Two academics took to the Internet and found “at least 351 businesses in 570 locations …marketing stem cell therapies that have not been fully vetted by medical researchers or blessed by the U.S. Food and Drug Administration,” they reported in the peer reviewed, academic journal Cell Stem Cell.
To be sure, they did not visit the facilities in person, and they use care not to describe any of them as violating state or federal laws or regulations. They used rigorous, robust online means, though, to look at the operations’ Internet pitches, which, as The Los Angeles Times notes:
If the clinics are to be believed, there’s no medical problem that stem cells can’t fix. More than any other type of condition, the websites claimed to treat orthopedic and sports medicine problems, such as wear and tear on muscles and joints. Pain was another common indication for stem cell treatments. Some clinics said they [could] enhance cosmetic procedures such as breast augmentation and … improve sexual function. The cells were also touted for … heart disease, immune system disorders, spinal cord injuries, lung disease and neurological conditions such as Parkinson’s disease, amyotrophic lateral sclerosis (aka Lou Gehrig’s disease) and Alzheimer’s.…Of particular concern … were clinics that targeted parents of children with autism, cerebral palsy and muscular dystrophy.
The researchers conservatively offer that many of these advertised treatments “do not fit FDA criteria,” and many may not be “compliant with federal regulations.” Many of the websites are explicit that their treatments are not FDA approved, while others denied the agency’s OK was needed.

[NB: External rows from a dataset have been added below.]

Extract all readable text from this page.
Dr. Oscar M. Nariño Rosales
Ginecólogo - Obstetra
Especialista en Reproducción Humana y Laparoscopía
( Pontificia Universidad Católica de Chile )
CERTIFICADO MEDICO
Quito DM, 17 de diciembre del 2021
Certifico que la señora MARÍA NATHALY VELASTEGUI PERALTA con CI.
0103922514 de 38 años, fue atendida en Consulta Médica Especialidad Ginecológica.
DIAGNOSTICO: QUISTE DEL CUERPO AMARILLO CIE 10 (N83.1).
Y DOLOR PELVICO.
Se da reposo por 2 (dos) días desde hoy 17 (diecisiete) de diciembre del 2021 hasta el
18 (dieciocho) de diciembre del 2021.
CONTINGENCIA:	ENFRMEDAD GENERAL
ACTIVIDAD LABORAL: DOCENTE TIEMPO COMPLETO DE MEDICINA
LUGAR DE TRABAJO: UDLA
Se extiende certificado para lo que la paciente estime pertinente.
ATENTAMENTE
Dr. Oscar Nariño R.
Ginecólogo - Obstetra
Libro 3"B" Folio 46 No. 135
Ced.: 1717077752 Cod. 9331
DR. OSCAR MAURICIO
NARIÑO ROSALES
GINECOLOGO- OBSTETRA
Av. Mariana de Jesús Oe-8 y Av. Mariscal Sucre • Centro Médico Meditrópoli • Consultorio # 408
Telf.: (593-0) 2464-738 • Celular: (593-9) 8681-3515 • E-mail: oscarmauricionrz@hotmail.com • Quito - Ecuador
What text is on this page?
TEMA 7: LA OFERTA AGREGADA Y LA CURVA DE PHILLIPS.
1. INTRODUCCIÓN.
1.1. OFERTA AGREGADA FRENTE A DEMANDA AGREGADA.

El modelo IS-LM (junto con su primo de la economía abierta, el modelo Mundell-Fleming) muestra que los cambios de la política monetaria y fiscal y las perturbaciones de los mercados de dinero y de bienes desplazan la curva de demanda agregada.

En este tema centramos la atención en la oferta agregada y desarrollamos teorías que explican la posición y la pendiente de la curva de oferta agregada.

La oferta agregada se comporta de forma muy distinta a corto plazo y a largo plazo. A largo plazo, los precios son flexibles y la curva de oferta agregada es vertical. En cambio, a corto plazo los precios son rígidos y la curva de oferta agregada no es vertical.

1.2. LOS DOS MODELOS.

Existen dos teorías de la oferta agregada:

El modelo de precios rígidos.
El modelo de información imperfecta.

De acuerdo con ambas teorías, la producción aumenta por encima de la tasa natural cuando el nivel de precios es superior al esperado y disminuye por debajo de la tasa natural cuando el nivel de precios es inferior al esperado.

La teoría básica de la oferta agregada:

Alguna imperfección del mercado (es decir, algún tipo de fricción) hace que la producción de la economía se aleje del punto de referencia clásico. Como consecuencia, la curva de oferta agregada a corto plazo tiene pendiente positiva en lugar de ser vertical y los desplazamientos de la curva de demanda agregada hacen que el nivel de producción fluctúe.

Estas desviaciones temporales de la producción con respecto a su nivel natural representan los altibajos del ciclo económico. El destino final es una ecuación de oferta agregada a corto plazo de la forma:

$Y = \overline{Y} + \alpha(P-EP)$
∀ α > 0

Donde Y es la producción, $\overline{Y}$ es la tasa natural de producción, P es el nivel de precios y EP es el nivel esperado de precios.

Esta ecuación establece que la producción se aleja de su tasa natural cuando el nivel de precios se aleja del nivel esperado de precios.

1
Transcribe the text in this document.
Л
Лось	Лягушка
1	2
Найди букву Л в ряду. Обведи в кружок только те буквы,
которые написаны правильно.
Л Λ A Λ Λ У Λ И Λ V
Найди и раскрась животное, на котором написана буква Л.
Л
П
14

The FDA last fall issued draft guidance for the industry and its staff, and is seeking comment on proposals to regulate stem cell therapy.
So-called stem cell clinics, meantime, seem to cluster in cities like Los Angeles, Beverly Hills, New York, Phoenix, and Scottsdale, and in states like California, Texas, Arizona, Florida, and New York.
Operators, online, varied in their assertions as to where they obtain what they call stem cells, with many claiming they could draw them from patients themselves and some saying they were from amniotic fluid, placental tissue, umbilical cords, “embryonic,” and even bovine in derivation.
If that’s insufficient yuck factor to make prospective, gullible patients run for the door before subjecting themselves to questionable care, the New York Times recently reported on a one-time corporate lawyer, who, after suffering stroke-induced paralysis, used his financial means to try “stem cell tourism.”
He read about his condition, scoured the Internet, and ended up on a global odyssey, traveling to Mexico, China, and Argentina in hopes that tissue injections, purportedly of stem cells, some supposedly from Russia, would ease his partial paralysis and limb atrophy. The travel and treatments cost him almost $300,000, and, he says he briefly improved. Then he sharply worsened.
He fell more, and felt great pain in his lower back. On a visit to Thailand, doctors tried to tap his spinal fluid for diagnosis; they drew none. The lawyer flew to Boston, where he spent much of his life and had family to try to help.
He underwent a back scan, and what surgeons saw prompted them to operate quickly. In doing so, they made a ghastly finding: Growing all around his spine was a mass of bloody tissue–abnormal, primitive, aggressively expanding cells. They were not his. They were somebody else’s, propagated in him during his many “stem cell” treatments.
Doctors were uncertain how to treat the mass, which has paralyzed the patient from the neck down now, and finally decided on radiation. That worked. But he says recent tests show it is growing anew.